Ancak yeni ABD yönetiminin Suriye’de “güvenli bölge”den neyi kastettiği, diğer ilgili ülkelerin bu konu üzerindeki düşüncelerinin tam olarak ne olduğu belli değil. Bu bakımdan Türkiye’nin projesinin ne ölçüde paylaşıldığı ve bunun aynen gerçekleşme şansının
ne olduğu da bilinmiyor.
Nüfus ve nüfuz
Cumhurbaşkanı Erdoğan’ın açıkladığı projeye göre, güvenli bölge, Menbiç ve Rakka’yı da içine alacak, 4-5 bin kilometrekarelik bir sahayı kapsayacak, burada çoğunluğu Araplardan ve Türkmenlerden oluşan yerli halk için yerleşkeler kurulacak, bölgenin güvenliği için bir “milli güç” oluşacak, ayrıca uçuş yasağı uygulanacak.
Yeni şekliyle bu güvenli bölge projesinin önemli bazı unsurları var.

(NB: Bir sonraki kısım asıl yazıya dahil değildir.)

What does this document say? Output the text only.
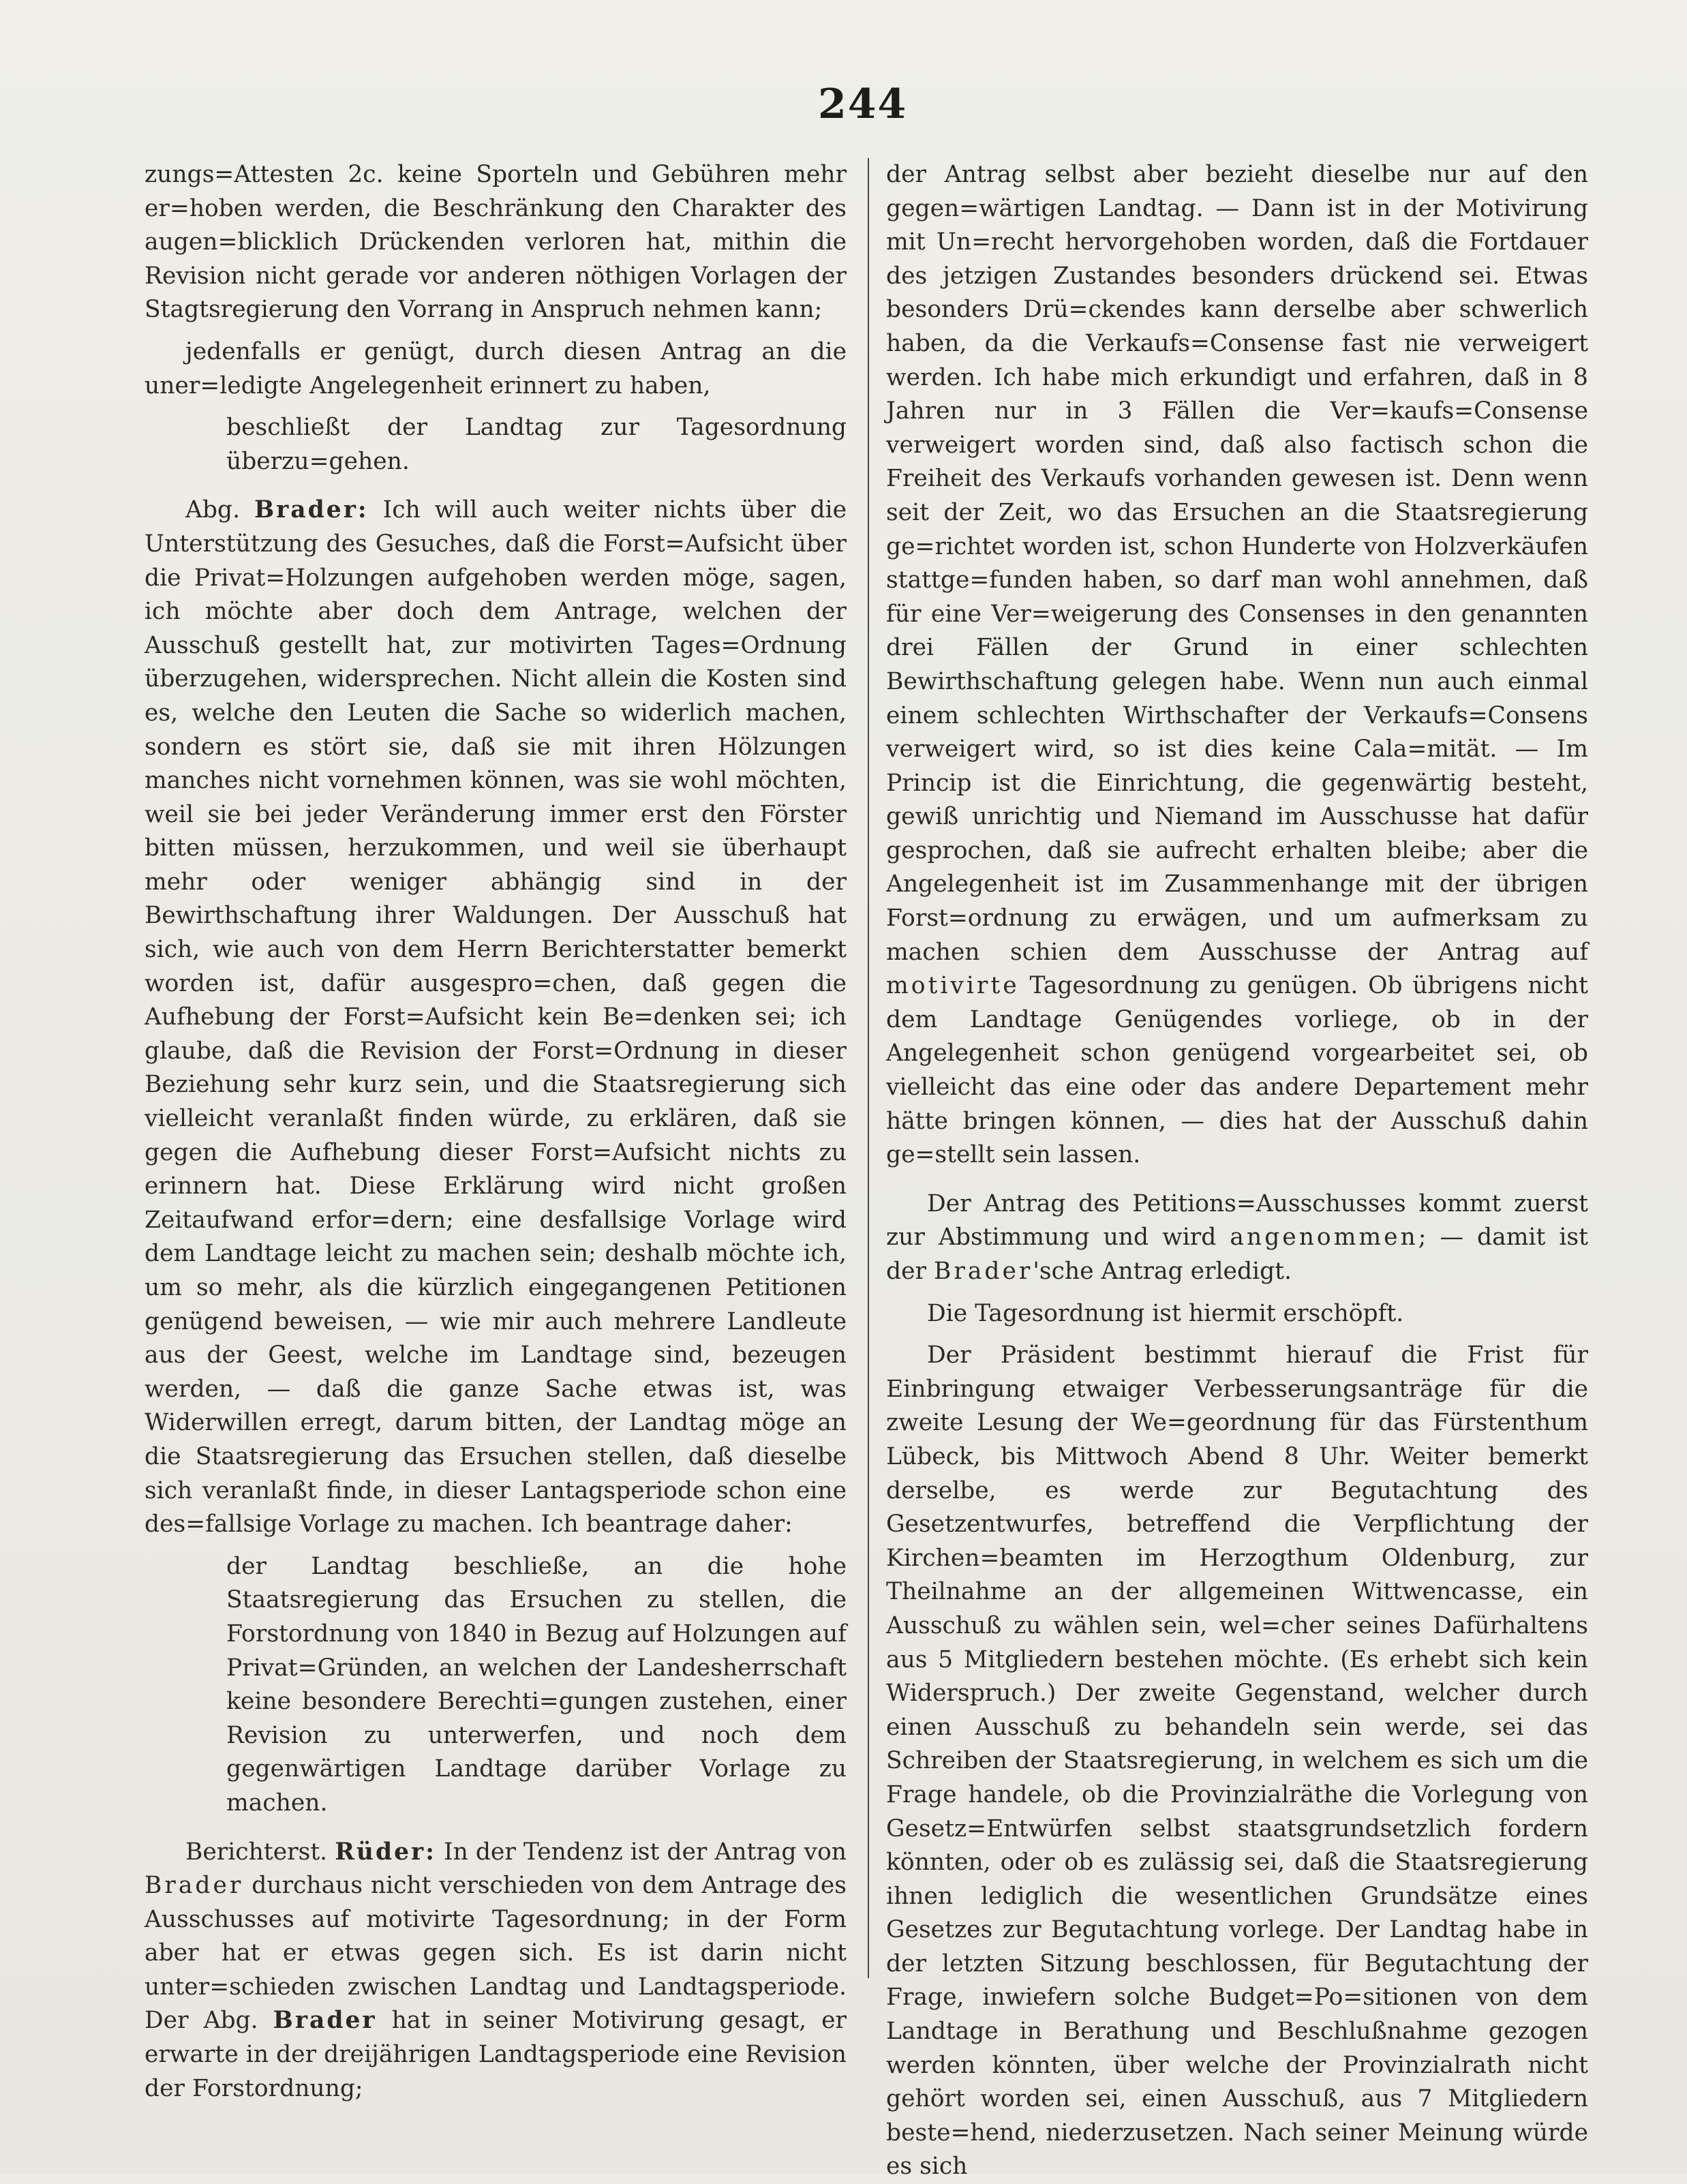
244

zungs=Attesten 2c. keine Sporteln und Gebühren mehr er=hoben werden, die Beschränkung den Charakter des augen=blicklich Drückenden verloren hat, mithin die Revision nicht gerade vor anderen nöthigen Vorlagen der Stagtsregierung den Vorrang in Anspruch nehmen kann;

jedenfalls er genügt, durch diesen Antrag an die uner=ledigte Angelegenheit erinnert zu haben,

beschließt der Landtag zur Tagesordnung überzu=gehen.

Abg. Brader: Ich will auch weiter nichts über die Unterstützung des Gesuches, daß die Forst=Aufsicht über die Privat=Holzungen aufgehoben werden möge, sagen, ich möchte aber doch dem Antrage, welchen der Ausschuß gestellt hat, zur motivirten Tages=Ordnung überzugehen, widersprechen. Nicht allein die Kosten sind es, welche den Leuten die Sache so widerlich machen, sondern es stört sie, daß sie mit ihren Hölzungen manches nicht vornehmen können, was sie wohl möchten, weil sie bei jeder Veränderung immer erst den Förster bitten müssen, herzukommen, und weil sie überhaupt mehr oder weniger abhängig sind in der Bewirthschaftung ihrer Waldungen. Der Ausschuß hat sich, wie auch von dem Herrn Berichterstatter bemerkt worden ist, dafür ausgespro=chen, daß gegen die Aufhebung der Forst=Aufsicht kein Be=denken sei; ich glaube, daß die Revision der Forst=Ordnung in dieser Beziehung sehr kurz sein, und die Staatsregierung sich vielleicht veranlaßt finden würde, zu erklären, daß sie gegen die Aufhebung dieser Forst=Aufsicht nichts zu erinnern hat. Diese Erklärung wird nicht großen Zeitaufwand erfor=dern; eine desfallsige Vorlage wird dem Landtage leicht zu machen sein; deshalb möchte ich, um so mehr, als die kürzlich eingegangenen Petitionen genügend beweisen, — wie mir auch mehrere Landleute aus der Geest, welche im Landtage sind, bezeugen werden, — daß die ganze Sache etwas ist, was Widerwillen erregt, darum bitten, der Landtag möge an die Staatsregierung das Ersuchen stellen, daß dieselbe sich veranlaßt finde, in dieser Lantagsperiode schon eine des=fallsige Vorlage zu machen. Ich beantrage daher:

der Landtag beschließe, an die hohe Staatsregierung das Ersuchen zu stellen, die Forstordnung von 1840 in Bezug auf Holzungen auf Privat=Gründen, an welchen der Landesherrschaft keine besondere Berechti=gungen zustehen, einer Revision zu unterwerfen, und noch dem gegenwärtigen Landtage darüber Vorlage zu machen.

Berichterst. Rüder: In der Tendenz ist der Antrag von Brader durchaus nicht verschieden von dem Antrage des Ausschusses auf motivirte Tagesordnung; in der Form aber hat er etwas gegen sich. Es ist darin nicht unter=schieden zwischen Landtag und Landtagsperiode. Der Abg. Brader hat in seiner Motivirung gesagt, er erwarte in der dreijährigen Landtagsperiode eine Revision der Forstordnung;

der Antrag selbst aber bezieht dieselbe nur auf den gegen=wärtigen Landtag. — Dann ist in der Motivirung mit Un=recht hervorgehoben worden, daß die Fortdauer des jetzigen Zustandes besonders drückend sei. Etwas besonders Drü=ckendes kann derselbe aber schwerlich haben, da die Verkaufs=Consense fast nie verweigert werden. Ich habe mich erkundigt und erfahren, daß in 8 Jahren nur in 3 Fällen die Ver=kaufs=Consense verweigert worden sind, daß also factisch schon die Freiheit des Verkaufs vorhanden gewesen ist. Denn wenn seit der Zeit, wo das Ersuchen an die Staatsregierung ge=richtet worden ist, schon Hunderte von Holzverkäufen stattge=funden haben, so darf man wohl annehmen, daß für eine Ver=weigerung des Consenses in den genannten drei Fällen der Grund in einer schlechten Bewirthschaftung gelegen habe. Wenn nun auch einmal einem schlechten Wirthschafter der Verkaufs=Consens verweigert wird, so ist dies keine Cala=mität. — Im Princip ist die Einrichtung, die gegenwärtig besteht, gewiß unrichtig und Niemand im Ausschusse hat dafür gesprochen, daß sie aufrecht erhalten bleibe; aber die Angelegenheit ist im Zusammenhange mit der übrigen Forst=ordnung zu erwägen, und um aufmerksam zu machen schien dem Ausschusse der Antrag auf motivirte Tagesordnung zu genügen. Ob übrigens nicht dem Landtage Genügendes vorliege, ob in der Angelegenheit schon genügend vorgearbeitet sei, ob vielleicht das eine oder das andere Departement mehr hätte bringen können, — dies hat der Ausschuß dahin ge=stellt sein lassen.

Der Antrag des Petitions=Ausschusses kommt zuerst zur Abstimmung und wird angenommen; — damit ist der Brader'sche Antrag erledigt.

Die Tagesordnung ist hiermit erschöpft.

Der Präsident bestimmt hierauf die Frist für Einbringung etwaiger Verbesserungsanträge für die zweite Lesung der We=geordnung für das Fürstenthum Lübeck, bis Mittwoch Abend 8 Uhr. Weiter bemerkt derselbe, es werde zur Begutachtung des Gesetzentwurfes, betreffend die Verpflichtung der Kirchen=beamten im Herzogthum Oldenburg, zur Theilnahme an der allgemeinen Wittwencasse, ein Ausschuß zu wählen sein, wel=cher seines Dafürhaltens aus 5 Mitgliedern bestehen möchte. (Es erhebt sich kein Widerspruch.) Der zweite Gegenstand, welcher durch einen Ausschuß zu behandeln sein werde, sei das Schreiben der Staatsregierung, in welchem es sich um die Frage handele, ob die Provinzialräthe die Vorlegung von Gesetz=Entwürfen selbst staatsgrundsetzlich fordern könnten, oder ob es zulässig sei, daß die Staatsregierung ihnen lediglich die wesentlichen Grundsätze eines Gesetzes zur Begutachtung vorlege. Der Landtag habe in der letzten Sitzung beschlossen, für Begutachtung der Frage, inwiefern solche Budget=Po=sitionen von dem Landtage in Berathung und Beschlußnahme gezogen werden könnten, über welche der Provinzialrath nicht gehört worden sei, einen Ausschuß, aus 7 Mitgliedern beste=hend, niederzusetzen. Nach seiner Meinung würde es sich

Bunlardan biri, bölgeye yerleştirilecek nüfusun daha çok Arap ve Türkmen kökenli olmasıdır. Böylece Türk sınırına yakın bölgede Türkiye’ye zarar vermeyecek bir nüfus yer almış olacak. Bu bağlamda bazı analistler güvenli bölgeye “sorunsuz bölge” -yani Türkiye’ye sorun yaratmayacak bölge- diyorlar.
Bu bölge IŞİD’den arınmış olacağı gibi, PYD/YPG’den de arınmış olacak. Fırat’ın batısında bir “Kürt koridoru”nun kurulması önlenmiş olacak. Bölge bu bakımdan Türkiye’nin kontrolü ve nüfuzu altında kalabilecek.
Güven ve güvenlik
Tabii bu projenin gerçekleşmesi, meseleyle ilgili büyük aktörlerin bunu desteklemesine ve aynı zamanda Rakka’nın da kurtarılmasına bağlı. Şu anda ikisinin de nasıl olacağı meçhul.
Cumhurbaşkanı ele geçirilmesi “an meselesi” dediği El Bab’dan sonraki hedef olarak Menbiç ve Rakka’yı gösterdi. Ama böylesine kapsamlı bir harekât için koalisyonun aktif katkısının şart olduğunu ve başkalarının da ellerini taşın altına koyması gerektiğini vurguladı.
Bu işbirliği ve dayanışma sağlanmadığı sürece “güvenli bölge”, daha çok konuşulan bir proje olarak gündemde kalacaktır.